Par la suite cependant, j'ai été envahie d'un certain malaise à la lecture de passages implacables : l'abus sexuel d'un grand-oncle pédophile, la découverte de la masturbation, l'agression plus ou moins avortée de certains garçons, la mort de son fils nouveau-né... Tout en étant consciente de l'importance de propos circonstanciés pour amplifier la portée clairement militante du récit, j'ai trouvé que c'était parfois trop. Trop étouffant. Trop sombre. Écœurant. Sans doute parce que le statut des hommes est systématiquement négatif. Aucun ne mérite vraiment notre empathie, de l'oncle abject au bête gynécologue en passant par le mari absent. Est-ce que la cause féministe doit forcément se construire en opposition à la gente masculine ? Je ne le crois pas. Une once de lumière dans la figure de l'ancien petit-ami aurait méritée d'être amplifiée. Ceci dit, les figures féminines (grand-mère, mère, soeur...) sont loin d'être parfaites également.

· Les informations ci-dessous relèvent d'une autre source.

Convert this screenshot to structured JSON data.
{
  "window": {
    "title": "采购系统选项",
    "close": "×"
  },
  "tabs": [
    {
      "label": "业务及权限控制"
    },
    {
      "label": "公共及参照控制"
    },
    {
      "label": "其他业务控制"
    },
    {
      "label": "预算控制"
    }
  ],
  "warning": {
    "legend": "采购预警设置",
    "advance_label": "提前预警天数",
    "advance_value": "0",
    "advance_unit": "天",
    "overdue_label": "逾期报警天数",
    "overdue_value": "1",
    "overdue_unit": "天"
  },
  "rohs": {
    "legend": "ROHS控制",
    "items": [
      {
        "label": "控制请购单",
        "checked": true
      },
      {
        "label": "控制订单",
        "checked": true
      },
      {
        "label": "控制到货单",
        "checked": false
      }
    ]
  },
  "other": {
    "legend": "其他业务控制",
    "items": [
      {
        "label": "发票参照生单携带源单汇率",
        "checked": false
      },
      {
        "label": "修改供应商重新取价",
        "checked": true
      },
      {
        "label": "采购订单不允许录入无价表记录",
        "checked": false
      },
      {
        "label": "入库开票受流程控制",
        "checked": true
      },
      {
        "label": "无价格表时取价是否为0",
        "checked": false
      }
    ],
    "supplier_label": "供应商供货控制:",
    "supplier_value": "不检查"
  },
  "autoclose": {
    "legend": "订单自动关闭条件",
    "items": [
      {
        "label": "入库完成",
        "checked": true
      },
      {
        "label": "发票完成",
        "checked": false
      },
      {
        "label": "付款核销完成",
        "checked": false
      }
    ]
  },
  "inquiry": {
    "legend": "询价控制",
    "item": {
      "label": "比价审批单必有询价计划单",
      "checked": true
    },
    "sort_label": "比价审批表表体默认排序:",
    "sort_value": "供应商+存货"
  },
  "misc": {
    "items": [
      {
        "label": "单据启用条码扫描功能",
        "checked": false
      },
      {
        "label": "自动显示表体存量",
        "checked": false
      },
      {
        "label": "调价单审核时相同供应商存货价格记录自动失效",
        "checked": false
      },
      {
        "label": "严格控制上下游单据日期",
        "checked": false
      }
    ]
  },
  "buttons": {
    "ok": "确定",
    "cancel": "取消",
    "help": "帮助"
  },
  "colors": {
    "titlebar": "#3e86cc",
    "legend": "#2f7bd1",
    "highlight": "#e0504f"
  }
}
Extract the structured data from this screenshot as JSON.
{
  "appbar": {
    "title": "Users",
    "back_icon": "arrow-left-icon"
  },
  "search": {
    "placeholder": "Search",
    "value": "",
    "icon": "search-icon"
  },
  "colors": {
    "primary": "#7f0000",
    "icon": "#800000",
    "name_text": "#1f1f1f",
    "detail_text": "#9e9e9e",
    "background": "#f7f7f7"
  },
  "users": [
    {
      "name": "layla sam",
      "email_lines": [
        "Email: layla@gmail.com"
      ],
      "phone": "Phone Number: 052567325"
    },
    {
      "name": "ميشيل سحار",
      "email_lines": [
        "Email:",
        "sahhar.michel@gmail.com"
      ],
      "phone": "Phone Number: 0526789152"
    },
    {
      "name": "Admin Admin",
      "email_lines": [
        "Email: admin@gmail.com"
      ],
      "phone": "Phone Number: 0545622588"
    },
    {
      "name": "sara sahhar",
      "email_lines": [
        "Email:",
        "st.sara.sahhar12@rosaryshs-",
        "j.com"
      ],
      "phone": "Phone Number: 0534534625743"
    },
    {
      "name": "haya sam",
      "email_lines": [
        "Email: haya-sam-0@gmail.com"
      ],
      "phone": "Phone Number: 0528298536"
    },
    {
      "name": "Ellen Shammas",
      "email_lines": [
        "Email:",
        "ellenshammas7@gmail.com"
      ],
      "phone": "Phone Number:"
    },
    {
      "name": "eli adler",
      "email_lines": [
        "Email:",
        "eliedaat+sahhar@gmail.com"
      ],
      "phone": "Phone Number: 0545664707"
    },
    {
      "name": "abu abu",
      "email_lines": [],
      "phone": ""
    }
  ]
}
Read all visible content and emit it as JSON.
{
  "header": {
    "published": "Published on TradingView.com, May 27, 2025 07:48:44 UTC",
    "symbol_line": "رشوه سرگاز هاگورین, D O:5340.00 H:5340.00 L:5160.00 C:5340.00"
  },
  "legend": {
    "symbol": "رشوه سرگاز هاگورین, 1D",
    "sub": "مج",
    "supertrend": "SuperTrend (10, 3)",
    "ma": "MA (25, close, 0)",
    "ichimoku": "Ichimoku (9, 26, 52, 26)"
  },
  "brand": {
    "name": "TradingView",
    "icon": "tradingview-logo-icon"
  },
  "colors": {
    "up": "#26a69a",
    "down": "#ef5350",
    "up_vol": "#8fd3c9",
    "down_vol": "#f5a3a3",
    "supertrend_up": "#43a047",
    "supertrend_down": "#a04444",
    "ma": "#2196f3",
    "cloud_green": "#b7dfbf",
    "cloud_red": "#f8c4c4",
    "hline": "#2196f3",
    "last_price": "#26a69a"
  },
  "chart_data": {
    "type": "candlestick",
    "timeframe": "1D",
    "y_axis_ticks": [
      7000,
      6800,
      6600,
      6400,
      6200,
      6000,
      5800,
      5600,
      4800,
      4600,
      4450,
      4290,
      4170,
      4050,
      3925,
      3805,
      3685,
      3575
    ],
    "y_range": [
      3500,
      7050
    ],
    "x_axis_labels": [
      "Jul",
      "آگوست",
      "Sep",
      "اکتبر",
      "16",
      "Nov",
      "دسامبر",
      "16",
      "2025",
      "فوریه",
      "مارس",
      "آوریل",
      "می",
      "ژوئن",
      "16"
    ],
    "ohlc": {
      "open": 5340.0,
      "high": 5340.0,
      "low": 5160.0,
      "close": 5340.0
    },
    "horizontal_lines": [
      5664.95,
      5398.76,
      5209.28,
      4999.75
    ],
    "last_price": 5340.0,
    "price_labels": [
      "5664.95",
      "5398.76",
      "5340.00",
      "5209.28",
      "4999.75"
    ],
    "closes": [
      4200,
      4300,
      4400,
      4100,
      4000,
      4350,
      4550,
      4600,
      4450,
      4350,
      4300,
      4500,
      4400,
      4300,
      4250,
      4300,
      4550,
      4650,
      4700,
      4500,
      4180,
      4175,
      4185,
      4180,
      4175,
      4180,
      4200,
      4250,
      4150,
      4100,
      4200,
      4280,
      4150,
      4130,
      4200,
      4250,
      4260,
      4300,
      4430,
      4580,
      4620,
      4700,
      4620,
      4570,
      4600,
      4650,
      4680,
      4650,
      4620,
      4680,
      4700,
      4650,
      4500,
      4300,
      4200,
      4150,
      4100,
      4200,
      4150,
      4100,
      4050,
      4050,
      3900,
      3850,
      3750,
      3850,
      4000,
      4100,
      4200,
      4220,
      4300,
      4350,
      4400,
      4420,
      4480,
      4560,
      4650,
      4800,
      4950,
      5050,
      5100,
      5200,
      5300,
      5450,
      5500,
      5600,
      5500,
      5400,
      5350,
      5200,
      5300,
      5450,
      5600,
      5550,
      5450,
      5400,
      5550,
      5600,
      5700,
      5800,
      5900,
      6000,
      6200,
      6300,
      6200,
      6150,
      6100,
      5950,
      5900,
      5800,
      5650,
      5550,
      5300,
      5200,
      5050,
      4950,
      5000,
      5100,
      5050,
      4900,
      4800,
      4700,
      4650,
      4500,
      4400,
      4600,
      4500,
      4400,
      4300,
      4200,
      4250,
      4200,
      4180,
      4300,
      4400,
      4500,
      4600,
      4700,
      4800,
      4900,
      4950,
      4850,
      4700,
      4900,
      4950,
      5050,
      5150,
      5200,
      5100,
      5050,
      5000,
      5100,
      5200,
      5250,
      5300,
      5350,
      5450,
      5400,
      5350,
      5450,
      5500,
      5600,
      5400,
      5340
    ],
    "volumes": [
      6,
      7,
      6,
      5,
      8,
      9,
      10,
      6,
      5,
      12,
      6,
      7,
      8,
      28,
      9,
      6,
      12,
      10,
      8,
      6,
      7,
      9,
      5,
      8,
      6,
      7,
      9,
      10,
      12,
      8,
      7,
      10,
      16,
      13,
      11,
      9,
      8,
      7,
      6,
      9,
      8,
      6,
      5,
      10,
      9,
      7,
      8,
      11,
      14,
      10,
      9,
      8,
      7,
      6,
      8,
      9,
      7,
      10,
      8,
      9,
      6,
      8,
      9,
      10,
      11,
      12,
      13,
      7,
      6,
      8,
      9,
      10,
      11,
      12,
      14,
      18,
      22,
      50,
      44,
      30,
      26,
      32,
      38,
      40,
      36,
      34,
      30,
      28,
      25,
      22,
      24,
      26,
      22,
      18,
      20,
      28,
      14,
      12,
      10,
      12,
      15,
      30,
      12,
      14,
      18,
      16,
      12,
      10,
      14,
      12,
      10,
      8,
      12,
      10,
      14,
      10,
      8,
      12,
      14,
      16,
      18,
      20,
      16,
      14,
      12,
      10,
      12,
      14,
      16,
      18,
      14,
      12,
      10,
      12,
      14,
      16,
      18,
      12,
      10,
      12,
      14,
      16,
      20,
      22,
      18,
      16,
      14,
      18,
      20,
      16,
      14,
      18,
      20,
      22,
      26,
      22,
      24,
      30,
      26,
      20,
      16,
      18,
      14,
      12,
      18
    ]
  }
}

Bon, en définitive, poursuit le père, ce n’est pas compliqué, résumons-nous : il suffit d’être sages et d’obéir à votre père. Les filles ont leurs règles et elles suivent les règles, c’est tout.
J'abritais un fœtus et un fantôme. J'étais moitié berceau, moitié cercueil.
Tu es chez toi, dans la rue ou l’autobus, seule ou entourée, tu t’agenouilles pour ramasser quelque chose ou rattacher la bride d’une chaussure et là, sans prière, sans pensée, sans rien, un ange passe, et c’est lui, Tristan, cet absent-là – ton garçon qui fait son tour pour rester encore dans ton cœur.
Ce qui fait que je garde tout de même une impression positive de ce roman c'est la thématique de la maternité. J'ai trouvé certains passages très justes, touchants sans être auréolants. J'ai également apprécié - bien que cela doit contribuer à l'impression déstabilisante laissée par le roman - le jeu sur la prise en charge de la narration. C'est tantôt le je, le tu, ou le elle qui est utilisé. Les mots, intimes, sont également choisis avec justesse et parfois difficiles à entendre. Il y a de multiples interprétations psychologiques du langage et des faits. Bien que cela puisse paraître assez tiré par les cheveux parfois, c'est éclairant. Enfin, j'ai trouvé fou de croiser ici une Alice qui fait écho au roman de Julien Dufresne-Lamy et un Tristan qui rappelle celui de Fabrice Caro. Comme un poing levé nous rappelant tout ce que nos consœurs ont pu vivre avant nous et ce que nous pouvons vivre encore, le roman de Camille Laurens me restera probablement longtemps en tête.
Alice me regarde.
"Non, ne demande pas à ta maman. Réponds-moi, toi. Pourquoi veux-tu être un garçon ?"
Elle lève le menton, hausse les épaules jusqu'aux oreilles et les laisse retomber en soupirant.
"Parce que... moi j'ai envie, dit-elle.
- Mais oui, Alice ! s'écrie le médecin d'un ton approbateur, tu as raison : toi, tu es en vie."
Je suis précoce, comme fille, oui, ou plutôt, précoce comme une fille : je parle mieux que je ne bouge, j'écoute mieux que je ne cours, je préfère jouer avec les mots qu'à chat perché. Il paraît que la langue est notre privilège, à nous qui apprenons si tôt à limiter notre corps. La parole est notre 'Nautilus', elle a ses abysses.